卒業で世に出る前、苦労人のダスティン・ホフマンは、一介のエキストラでしかなく、明日の食いぶちにも困る生活だったようです。
 そしてある映画の端役で得た数百ドルのギャランティーを、空腹を凌ぐための飲食代にするか、次のオーディションに備えて、衣装を買い揃えるか?本当に思い悩んだとかかれていました。
思い悩んだ挙げ句ダスティン・ホフマンのとった行動は、オーディション用の衣装の調達でした。そしてその衣装で望んだオーディションが、彼をスターダムに押し上げた卒業だったということです。
正に絵に描いたようなアメリカンドリームとはこういうことを指すのではないでしょうか?
 その後もダスティン・ホフマンは、トッツイー、レインマン、クレイマークレイマー、アウトブレイク等様々な映画に出演して人気を博しました。
20代前半の頃までそんなダスティン・ホフマンが、私の中で一番お気に入りの映画俳優でもありました。

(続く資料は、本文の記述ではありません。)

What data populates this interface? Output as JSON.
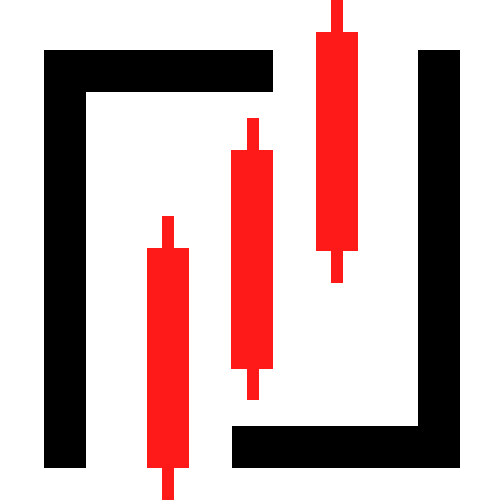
{
  "logo": {
    "icon": "candlestick-chart-logo-icon",
    "colors": {
      "background": "#ffffff",
      "frame": "#000000",
      "candle": "#ff1a1a"
    }
  }
}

 しかしそんな私が一番思い入れの強いダスティン・ホフマンの出演映画、
それは、真夜中のカーボーイです。原題はカウボーイだったらしいのですが、映画評論家の水野晴夫が、牛を指すカウよりも映画の内容からして車の男、カーボーイのほうが内容にマッチするということで変えたらしいです
 今ではアメリカンニューシネマの代表作に位置付けられる真夜中のカーボーイ、この年のアカデミー作品賞もこの映画だったと記憶します。
チャンプのジョンボイドと共演した真夜中のカーボーイで演じた、びっこで肺病病みのラッッオ、一度見ただけで50年が過ぎた今もその役名までも鮮明に記憶に残るこの映画、正にダスティン・ホフマンここにありと言いたくなるような映画なのです!